In November, the House of Representatives passed the Hardrock Mining Reform and Reclamation Act of 2007 with a vote of 244-166.
The legislation would impose gross revenue royalties of 8 percent on new hardrock mining operations and 4 percent on existing operations. Those revenues would total $441 million over the next four years, estimates the Congressional Budget Office. Two-thirds of that amount would be earmarked for abandoned mine cleanup, which might cost as much as $50 billion, according to a 2004 estimate by the Environmental Protection Agency. The other third of generated royalties would fund public projects for communities adversely affected by mining.
The bill, now under discussion in the Senate, would also eliminate the patenting—or purchasing—of public land for mining, and replace it with a 20-year renewable operating permit.
Additionally, the House reform would give federal land managers more say over mining projects. Under the 1872 law, the Bureau of Land Management and the Forest Service are bound to grant mining requests as long as federal laws, such as the Clean Water Act and Endangered Species Act, are not violated. But the revisions would allow the agencies to deny permit applications if they found that mining proposals would cause “undue degradation” to local lands or economies. The proposed legislation would also allow agencies to weigh mining against other land uses.
“The House bill levels the playing field for mining and other uses of public lands, like hunting and fishing,” says Roger Flynn, director of the nonprofit Western Mining Action Project. “With the 1872 law, mining gets preference, but with the House bill, mining is no longer king of the hill.”
The bill would also allow local and tribal governments to petition the secretary of Interior to protect environmentally and culturally important areas, such as watersheds and sacred sites, from mining.
From the House to the Senate and from environmentalists to industry, some reform issues are, surprisingly, not contested.
“There’s wide agreement that it’s not okay to sell public land at $5 an acre,” says Lauren Pagel, policy director of mining watchdog Earthworks.
This “patenting” provision of the 1872 law has allowed mining companies, many of them foreign-owned, to acquire trophy real estate — or essential wildlife habitat — for little more than the price of lunch. Congress placed a moratorium on patenting in 1994. However, mines have used a grandfather clause to continue buying public land. Four years ago, the Red Lady Molybdenum Mine in Crested Butte, Colo., got title to 155 acres because it had applied for a patent before 1994.

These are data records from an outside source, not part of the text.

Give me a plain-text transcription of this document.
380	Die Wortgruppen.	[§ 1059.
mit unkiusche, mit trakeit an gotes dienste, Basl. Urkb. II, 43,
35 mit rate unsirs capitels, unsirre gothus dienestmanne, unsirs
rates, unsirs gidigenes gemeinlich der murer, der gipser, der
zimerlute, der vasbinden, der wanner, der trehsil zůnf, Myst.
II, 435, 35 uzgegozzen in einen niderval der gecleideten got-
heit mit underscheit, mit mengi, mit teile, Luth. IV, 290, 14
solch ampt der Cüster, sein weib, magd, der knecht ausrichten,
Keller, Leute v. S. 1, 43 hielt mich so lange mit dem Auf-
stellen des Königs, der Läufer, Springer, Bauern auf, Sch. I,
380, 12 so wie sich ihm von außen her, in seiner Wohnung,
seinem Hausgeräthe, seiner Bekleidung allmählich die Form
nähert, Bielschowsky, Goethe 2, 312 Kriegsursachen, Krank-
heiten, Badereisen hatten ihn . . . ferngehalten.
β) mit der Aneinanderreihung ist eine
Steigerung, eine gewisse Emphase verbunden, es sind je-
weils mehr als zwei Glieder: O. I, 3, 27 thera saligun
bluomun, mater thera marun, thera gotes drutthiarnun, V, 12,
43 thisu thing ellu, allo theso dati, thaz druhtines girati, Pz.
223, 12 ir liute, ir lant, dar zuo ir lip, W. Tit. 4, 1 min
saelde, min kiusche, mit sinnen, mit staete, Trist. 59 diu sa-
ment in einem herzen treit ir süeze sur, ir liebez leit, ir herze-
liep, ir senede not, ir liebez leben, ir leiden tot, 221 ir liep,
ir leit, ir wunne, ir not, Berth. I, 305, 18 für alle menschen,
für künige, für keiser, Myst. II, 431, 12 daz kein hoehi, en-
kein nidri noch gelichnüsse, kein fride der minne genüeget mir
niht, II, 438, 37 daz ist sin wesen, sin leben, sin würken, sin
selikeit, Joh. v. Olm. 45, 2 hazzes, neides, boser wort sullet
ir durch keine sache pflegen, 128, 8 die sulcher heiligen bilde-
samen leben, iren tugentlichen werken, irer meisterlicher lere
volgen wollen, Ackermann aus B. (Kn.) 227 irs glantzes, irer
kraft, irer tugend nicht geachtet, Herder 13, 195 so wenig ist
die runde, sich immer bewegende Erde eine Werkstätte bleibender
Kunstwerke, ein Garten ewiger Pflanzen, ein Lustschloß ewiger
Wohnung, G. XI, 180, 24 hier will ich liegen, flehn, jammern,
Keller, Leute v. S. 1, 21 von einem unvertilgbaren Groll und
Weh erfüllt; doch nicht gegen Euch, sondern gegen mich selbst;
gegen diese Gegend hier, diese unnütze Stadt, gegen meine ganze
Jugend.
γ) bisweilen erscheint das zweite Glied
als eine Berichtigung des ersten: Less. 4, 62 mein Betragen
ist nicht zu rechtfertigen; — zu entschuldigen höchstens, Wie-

Most parties involved also agree it’s high time mineral mining companies reimbursed the public for minerals extracted from public lands. Other extractive industries, including oil, gas and coal, pay royalties of 8 to 17 percent. But under the 1872 law, hardrock miners enjoy immunity from royalties. Over the years, Earthworks estimates that $245 billion worth of minerals have been taken from public lands.
In the Senate, however, the proposed legislation has met resistance. Many feel the House’s royalty plan and environmental protections would reduce the industry’s international competitiveness and increase reliance on foreign minerals. Senators are expected to propose their own reform plan.
Sen. Pete Domenici, R-N.M., the ranking member of the Senate Committee on Energy and Natural Resources and a longtime supporter of the mining industry, said in a committee hearing that because existing environmental laws already apply to mining, “efforts to expand reform beyond patenting, royalty, and abandoned mine issues are merely solutions in search of a problem.”
The amount and calculation of royalties are points of contention. Opponents of the House bill say imposing a royalty on existing operations is an unfair rule change. “If you’ve told your investors, ‘Here’s what our business plan looks like,’ then someone essentially confiscates X percent of that wealth, that plan might not be economic,” says Popovich. Some existing mines, he says, wouldn’t have gone forward if they’d known they would be charged 4 percent royalties.
Industry experts are also concerned that the House bill’s royalties will inspire investors to put their money into foreign mining operations. Jim Otto, advisor to World Bank on international mining law, says the 8 percent gross revenue royalty would be the highest hardrock mining royalty in the world, and would devastate U.S. operations if mineral prices fall. In his testimony to the Senate Committee on Energy and Natural Resources, Otto recommended a gross royalty of no more than 5 percent.
If the House bill becomes law, mining operations would lack the long-term security that investors want, says Carol Raulston, president of the National Mining Association. Opening a mine requires multi-year analyses and permitting processes, she says, and the 20-year operating permits the House proposes could leave prospective miners high and dry as they attempt to round up funds.
While no one is strenuously arguing for a return to patenting, the specifics of alternatives to the 20-year permit are “open to negotiations,” says Popovich.
If the Senate passes its own bill, the two houses of Congress will try to reconcile the differences between the two versions. The last time mining reform made it that far was in 1993, but the bill died when the houses failed to compromise.